Sejak saat itulah, aku mulai kagum padanya. Tanpa sadar terus memerhatikannya. Mengawasi dalam diam, hingga aku tahu hampir semua kebiasaannya. Dan aku merasa kosong saat ia tak ada dalam jarak pandangku.

Dialah Nara Shikamaru.

Lelaki yang berhasil mencuri atensiku. Lelaki yang mampu membuatku bertindak layaknya stalker bodoh. Tak ayal aku sering merasa kehilangan wibawa sebagai ketua OSIS. Tidak terlalu sih, karena sebentar lagi aku akan menanggalkan jabatanku karena harus fokus pada ujian yang akan kuhadapi.

.

.

Bel telah berdering. Sensei yang menerangkan mata pelajaran Sastra Jepang telah pergi. Teman sekelasku berhamburan keluar. Kepalaku terasa pening, akibat memikirkan perasaanku kepada sosok yang kini menempatkan kepalanya di atas meja. Jantungku semakin berdegup kencang saat aku akan melewati tempat duduknya.

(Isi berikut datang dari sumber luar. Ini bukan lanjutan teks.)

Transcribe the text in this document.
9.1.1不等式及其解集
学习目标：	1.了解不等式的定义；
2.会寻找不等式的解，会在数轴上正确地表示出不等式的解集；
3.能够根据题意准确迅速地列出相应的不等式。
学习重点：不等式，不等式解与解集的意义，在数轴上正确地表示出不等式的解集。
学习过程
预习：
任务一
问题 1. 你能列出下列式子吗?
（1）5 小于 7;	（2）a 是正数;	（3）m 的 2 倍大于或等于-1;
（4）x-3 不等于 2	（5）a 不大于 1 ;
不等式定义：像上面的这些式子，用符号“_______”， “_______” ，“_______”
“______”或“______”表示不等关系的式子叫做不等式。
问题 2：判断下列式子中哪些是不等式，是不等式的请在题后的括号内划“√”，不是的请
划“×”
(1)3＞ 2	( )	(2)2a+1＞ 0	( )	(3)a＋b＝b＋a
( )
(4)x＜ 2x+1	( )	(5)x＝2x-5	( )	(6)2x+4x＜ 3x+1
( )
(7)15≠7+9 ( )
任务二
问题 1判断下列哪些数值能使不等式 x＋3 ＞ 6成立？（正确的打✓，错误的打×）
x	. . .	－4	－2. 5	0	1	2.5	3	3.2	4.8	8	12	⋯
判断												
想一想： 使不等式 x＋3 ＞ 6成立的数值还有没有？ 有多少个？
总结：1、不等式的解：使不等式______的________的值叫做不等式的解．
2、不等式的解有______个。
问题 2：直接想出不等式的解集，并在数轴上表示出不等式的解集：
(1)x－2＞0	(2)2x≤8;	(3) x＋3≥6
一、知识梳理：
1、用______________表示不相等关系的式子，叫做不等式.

Aku berjengit merasakan tangan dingin yang menggenggam lenganku. Kutolehkan kepala, memandang ke arah lelaki yang mencengkram lenganku dengan begitu erat. Itu dia.

"Mengapa kau terus menatapku?" Tanyanya to the point.

Aku berhenti bernapas. Tenyata dugaanku benar bahwa ia tahu jika aku selalu menatapnya.

Ia memandangku, tepat di mata. Membuatku mampu menembus mata kelam itu. Menjelajah semakin dalam, dan aku tersesat di dalam sana. Jantungku semakin berdebar kencang. Tubuhku kaku, wajahku memanas, Ditambah ia masih mencengkram lenganku begitu erat. Membuat wajahku, yang aku yakin, merona hebat.

"Ti-tidak kenapa-napa."

Setelah aku berhasil menggerakkan mulutku, aku segera mengambil langkah seribu. Aku malu! Sungguh malu.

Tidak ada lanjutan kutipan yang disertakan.